Oleh sebab itu, kata Mukti, KY mendukung adanya sinergitas dengan Mahkamah Agung (MA) untuk menelusuri kasus suap ini hingga tuntas.
Selain itu, Mukti juga berharap kolaborasi ini dapat membantu ke dua belah pihak membongkar adanya kasus suap lain di tubuh peradilan.
Sebelumnya, Eks Kabadiklat Kumdil Mahkamah Agung (MA) berinisial ZR ditetapkan sebagai tersangka oleh Kejaksaan Agung (Kejagung) pada Jumat (25/10).
ZR jadi tersangka dalam kasus dugaan suap dalam putusan tingkat kasasi terhadap Gregorius Ronald Tannur, terdakwa kasus pembunuhan Dini Sera Afriyanti.
Direktur Penyidikan Jaksa Agung Muda Pidana Khusus Kejagung Abdul Qohar menjelaskan, pemufakatan jahat yang dilakukan ZR adalah melakukan suap bersama LR untuk memuluskan putusan kasasi pada tingkat MA.
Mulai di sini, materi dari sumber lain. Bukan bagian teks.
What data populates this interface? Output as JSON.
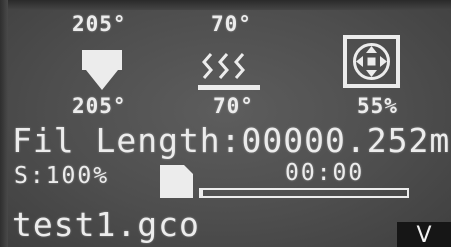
{
  "status": {
    "hotend_target": "205°",
    "bed_target": "70°",
    "hotend_current": "205°",
    "bed_current": "70°",
    "fan_speed": "55%",
    "fil_length": "Fil Length:00000.252m",
    "speed": "S:100%",
    "time": "00:00",
    "progress_fraction": 0.01,
    "filename": "test1.gco"
  },
  "icons": {
    "hotend": "nozzle-icon",
    "bed": "heated-bed-icon",
    "fan": "fan-icon",
    "sd": "sd-card-icon"
  },
  "corner_label": "V",
  "colors": {
    "lcd_background": "#505050",
    "lcd_foreground": "#ececec"
  }
}
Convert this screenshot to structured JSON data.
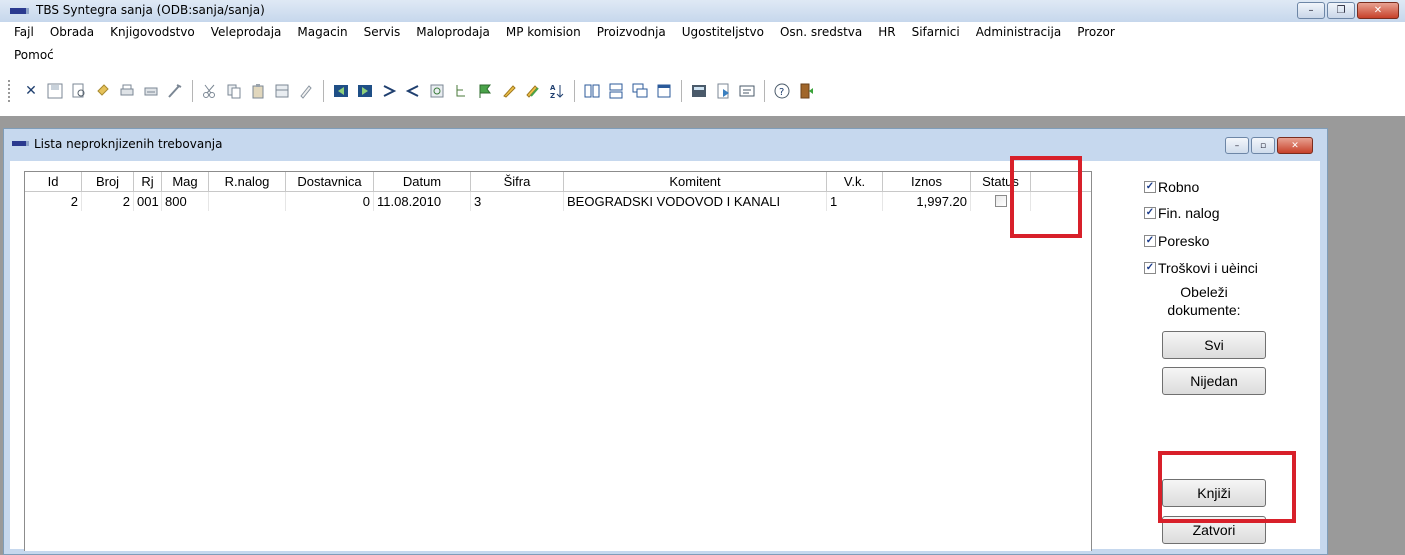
{
  "window": {
    "title": "TBS Syntegra sanja   (ODB:sanja/sanja)",
    "min": "–",
    "max": "❐",
    "close": "✕"
  },
  "menu": {
    "row1": [
      "Fajl",
      "Obrada",
      "Knjigovodstvo",
      "Veleprodaja",
      "Magacin",
      "Servis",
      "Maloprodaja",
      "MP komision",
      "Proizvodnja",
      "Ugostiteljstvo",
      "Osn. sredstva",
      "HR",
      "Sifarnici",
      "Administracija",
      "Prozor"
    ],
    "row2": [
      "Pomoć"
    ]
  },
  "toolbar": {
    "close_glyph": "✕"
  },
  "child": {
    "title": "Lista neproknjizenih trebovanja",
    "min": "–",
    "restore": "▫",
    "close": "✕"
  },
  "grid": {
    "headers": [
      "Id",
      "Broj",
      "Rj",
      "Mag",
      "R.nalog",
      "Dostavnica",
      "Datum",
      "Šifra",
      "Komitent",
      "V.k.",
      "Iznos",
      "Status"
    ],
    "rows": [
      {
        "id": "2",
        "broj": "2",
        "rj": "001",
        "mag": "800",
        "rnalog": "",
        "dostavnica": "0",
        "datum": "11.08.2010",
        "sifra": "3",
        "komitent": "BEOGRADSKI VODOVOD I KANALI",
        "vk": "1",
        "iznos": "1,997.20",
        "status": false
      }
    ]
  },
  "options": {
    "robno": "Robno",
    "fin_nalog": "Fin. nalog",
    "poresko": "Poresko",
    "troskovi": "Troškovi i uèinci",
    "check_glyph": "✓"
  },
  "mark": {
    "line1": "Obeleži",
    "line2": "dokumente:"
  },
  "buttons": {
    "svi": "Svi",
    "nijedan": "Nijedan",
    "knjizi": "Knjiži",
    "zatvori": "Zatvori"
  },
  "colors": {
    "highlight": "#d8202a"
  }
}
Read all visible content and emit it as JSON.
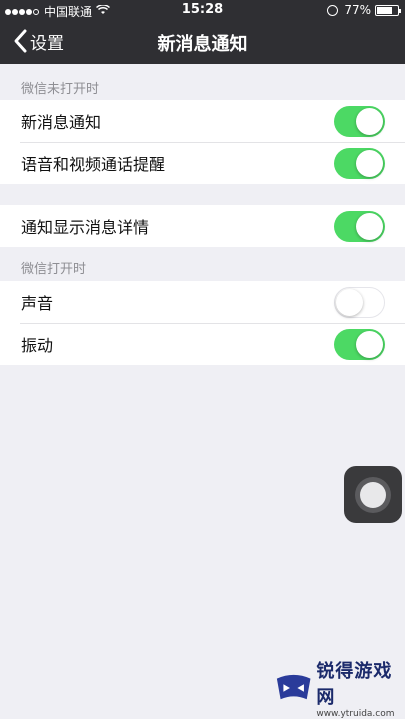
{
  "status_bar": {
    "carrier": "中国联通",
    "time": "15:28",
    "battery_percent": "77%",
    "battery_level": 0.77
  },
  "nav": {
    "back_label": "设置",
    "title": "新消息通知"
  },
  "sections": {
    "wechat_closed": "微信未打开时",
    "wechat_open": "微信打开时"
  },
  "settings": {
    "new_message_notify": {
      "label": "新消息通知",
      "on": true
    },
    "voice_video_alert": {
      "label": "语音和视频通话提醒",
      "on": true
    },
    "show_message_detail": {
      "label": "通知显示消息详情",
      "on": true
    },
    "sound": {
      "label": "声音",
      "on": false
    },
    "vibrate": {
      "label": "振动",
      "on": true
    }
  },
  "colors": {
    "nav_bg": "#2f2f33",
    "switch_on": "#4cd964",
    "page_bg": "#efeff4"
  },
  "watermark": {
    "title": "锐得游戏网",
    "url": "www.ytruida.com"
  }
}
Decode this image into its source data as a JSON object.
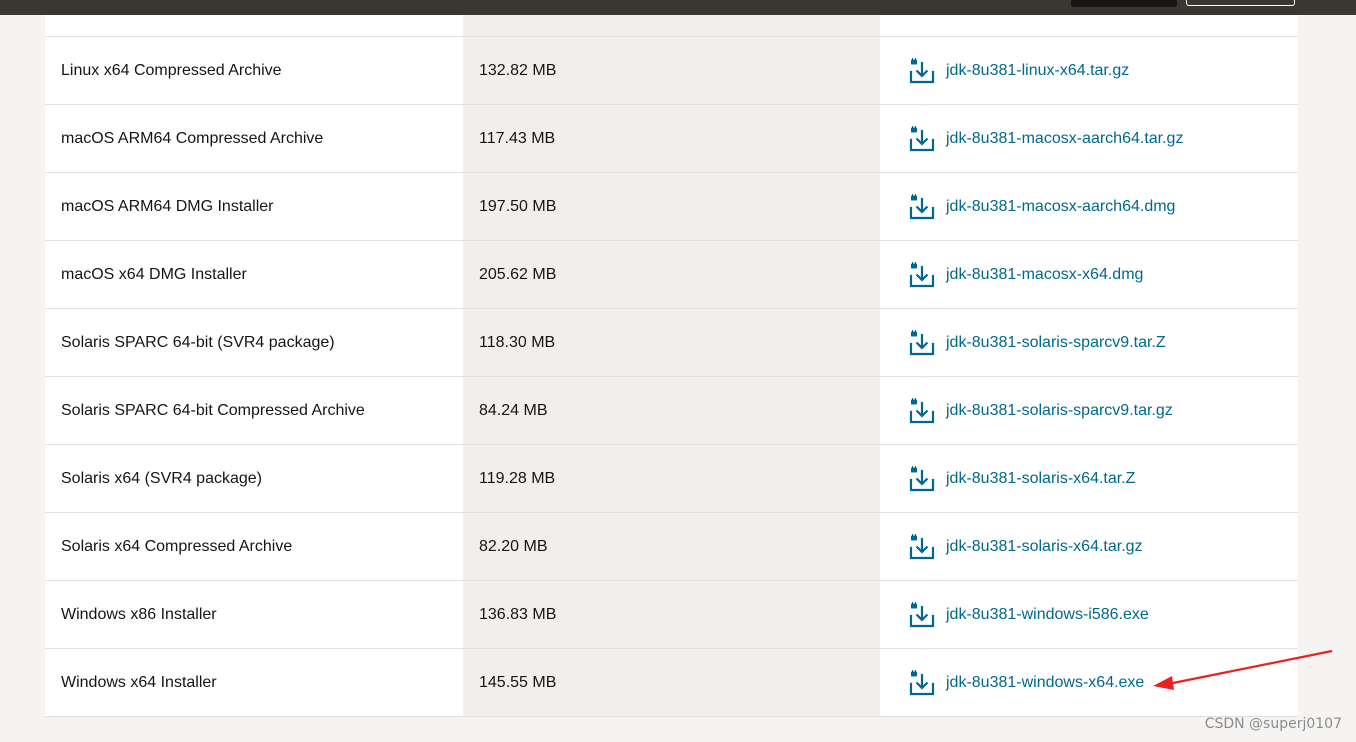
{
  "downloads": [
    {
      "description": "Linux x64 Compressed Archive",
      "size": "132.82 MB",
      "file": "jdk-8u381-linux-x64.tar.gz",
      "icon": "download-icon"
    },
    {
      "description": "macOS ARM64 Compressed Archive",
      "size": "117.43 MB",
      "file": "jdk-8u381-macosx-aarch64.tar.gz",
      "icon": "download-icon"
    },
    {
      "description": "macOS ARM64 DMG Installer",
      "size": "197.50 MB",
      "file": "jdk-8u381-macosx-aarch64.dmg",
      "icon": "download-icon"
    },
    {
      "description": "macOS x64 DMG Installer",
      "size": "205.62 MB",
      "file": "jdk-8u381-macosx-x64.dmg",
      "icon": "download-icon"
    },
    {
      "description": "Solaris SPARC 64-bit (SVR4 package)",
      "size": "118.30 MB",
      "file": "jdk-8u381-solaris-sparcv9.tar.Z",
      "icon": "download-icon"
    },
    {
      "description": "Solaris SPARC 64-bit Compressed Archive",
      "size": "84.24 MB",
      "file": "jdk-8u381-solaris-sparcv9.tar.gz",
      "icon": "download-icon"
    },
    {
      "description": "Solaris x64 (SVR4 package)",
      "size": "119.28 MB",
      "file": "jdk-8u381-solaris-x64.tar.Z",
      "icon": "download-icon"
    },
    {
      "description": "Solaris x64 Compressed Archive",
      "size": "82.20 MB",
      "file": "jdk-8u381-solaris-x64.tar.gz",
      "icon": "download-icon"
    },
    {
      "description": "Windows x86 Installer",
      "size": "136.83 MB",
      "file": "jdk-8u381-windows-i586.exe",
      "icon": "download-icon"
    },
    {
      "description": "Windows x64 Installer",
      "size": "145.55 MB",
      "file": "jdk-8u381-windows-x64.exe",
      "icon": "download-icon"
    }
  ],
  "annotation": {
    "arrow_color": "#e8231f",
    "target": "jdk-8u381-windows-x64.exe"
  },
  "watermark": "CSDN @superj0107",
  "colors": {
    "link": "#00688c",
    "size_column_bg": "#f0efed",
    "top_bar": "#3a3632"
  }
}
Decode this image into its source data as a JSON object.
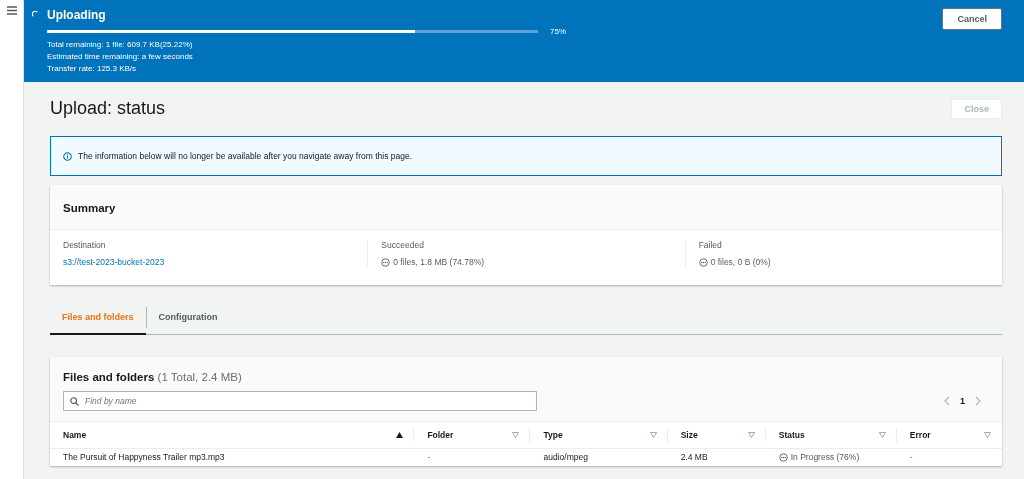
{
  "banner": {
    "title": "Uploading",
    "level": 0.75,
    "percent": "75%",
    "lines": [
      "Total remaining: 1 file: 609.7 KB(25.22%)",
      "Estimated time remaining: a few seconds",
      "Transfer rate: 125.3 KB/s"
    ],
    "cancel": "Cancel"
  },
  "page": {
    "title": "Upload: status",
    "close": {
      "label": "Close",
      "disabled": true
    }
  },
  "alert": "The information below will no longer be available after you navigate away from this page.",
  "summary": {
    "title": "Summary",
    "items": [
      {
        "label": "Destination",
        "value": "s3://test-2023-bucket-2023",
        "kind": "link"
      },
      {
        "label": "Succeeded",
        "value": "0 files, 1.8 MB (74.78%)",
        "kind": "status"
      },
      {
        "label": "Failed",
        "value": "0 files, 0 B (0%)",
        "kind": "status"
      }
    ]
  },
  "tabs": [
    {
      "label": "Files and folders",
      "selected": true
    },
    {
      "label": "Configuration",
      "selected": false
    }
  ],
  "files": {
    "title": "Files and folders",
    "count": "(1 Total, 2.4 MB)",
    "search": {
      "placeholder": "Find by name"
    },
    "page": "1",
    "columns": [
      {
        "label": "Name",
        "sorted": true
      },
      {
        "label": "Folder",
        "sorted": false
      },
      {
        "label": "Type",
        "sorted": false
      },
      {
        "label": "Size",
        "sorted": false
      },
      {
        "label": "Status",
        "sorted": false
      },
      {
        "label": "Error",
        "sorted": false
      }
    ],
    "rows": [
      [
        "The Pursuit of Happyness Trailer mp3.mp3",
        "-",
        "audio/mpeg",
        "2.4 MB",
        "In Progress (76%)",
        "-"
      ]
    ]
  }
}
“Yang bersangkutan diduga keras telah melakukan tindak pidana korupsi, yaitu melakukan pemufakatan jahat suap dan gratifikasi bersama dengan LR, pengacara Ronald Tannur,” kata Qohar dalam konferensi pers di Kejagung, Jakarta, Jumat (25/10).
Mahkamah Agung menangani kasasi terhadap Ronald Tannur dan telah mengabulkan permohonan kasasi penuntut umum dengan menjatuhkan hukuman pidana penjara selama lima tahun kepada Ronald.
Untuk kepentingan penyidikan, ZR ditahan di Rutan Kejagung selama 20 hari ke depan. Sementara LR tidak ditahan karena sudah menjalani penahanan berdasarkan kasus dugaan suap pada tiga hakim Pengadilan Negeri Surabaya yang memvonis bebas Ronald Tannur.
Qohar menjelaskan, pengungkapan kasus ini berawal dari keterangan LR, pengacara Ronald Tannur itu mengaku meminta ZR agar mengupayakan hakim agung pada MA untuk menyatakan bahwa Ronald Tannur tidak bersalah pada putusan kasasinya.
“LR menyampaikan kepada ZR akan menyiapkan uang atau dana sebesar Rp 5 miliar untuk hakim agung dan untuk ZR diberikan fee (upah) sejumlah Rp 1 miliar atas jasanya,” terang Qohar.
Kemudian, pada Oktober 2024, LR memberikan uang Rp 5 miliar kepada ZR dengan catatan bahwa uang tersebut diperuntukkan Hakim Agung berinisial S, A, dan S yang menangani perkara kasasi Ronald Tannur.
Selanjutnya ZR ditangkap di sebuah hotel di Bali pada Kamis (24/10). Setelah dilakukan pemeriksaan dan menyita sejumlah barang bukti, pada Jumat ini, penyidik Jampidsus Kejagung menetapkan ZR sebagai tersangka pemufakatan jahat suap dan gratifikasi.
Selain itu, LR selaku pengacara Ronald Tannur juga menjadi tersangka pemufakatan jahat untuk melakukan suap.
Tersangka ZR disangkakan dengan Pasal 5 Ayat 1 juncto Pasal 15 jo Pasal 18 Undang-Undang Nomor 31 Tahun 1999 sebagaimana telah diubah dengan Undang-Undang Nomor 20 Tahun 2021 tentang Pemberantasan Tindak Pidana Korupsi.
ZR juga disangkakan Pasal 12B jo Pasal 18 Undang-Undang Nomor 31 Tahun 1999 sebagaimana telah diubah dengan Undang-Undang Nomor 20 Tahun 2021 tentang Pemberantasan Tindak Pidana Korupsi.
Untuk tersangka LR disangkakan dengan Pasal 5 Ayat 1 jo. Pasal 15 jo Pasal 18 Undang-Undang Nomor 31 Tahun 1999 sebagaimana telah diubah dengan Undang-Undang Nomor 20 Tahun 2021 tentang Pemberantasan Tindak Pidana Korupsi.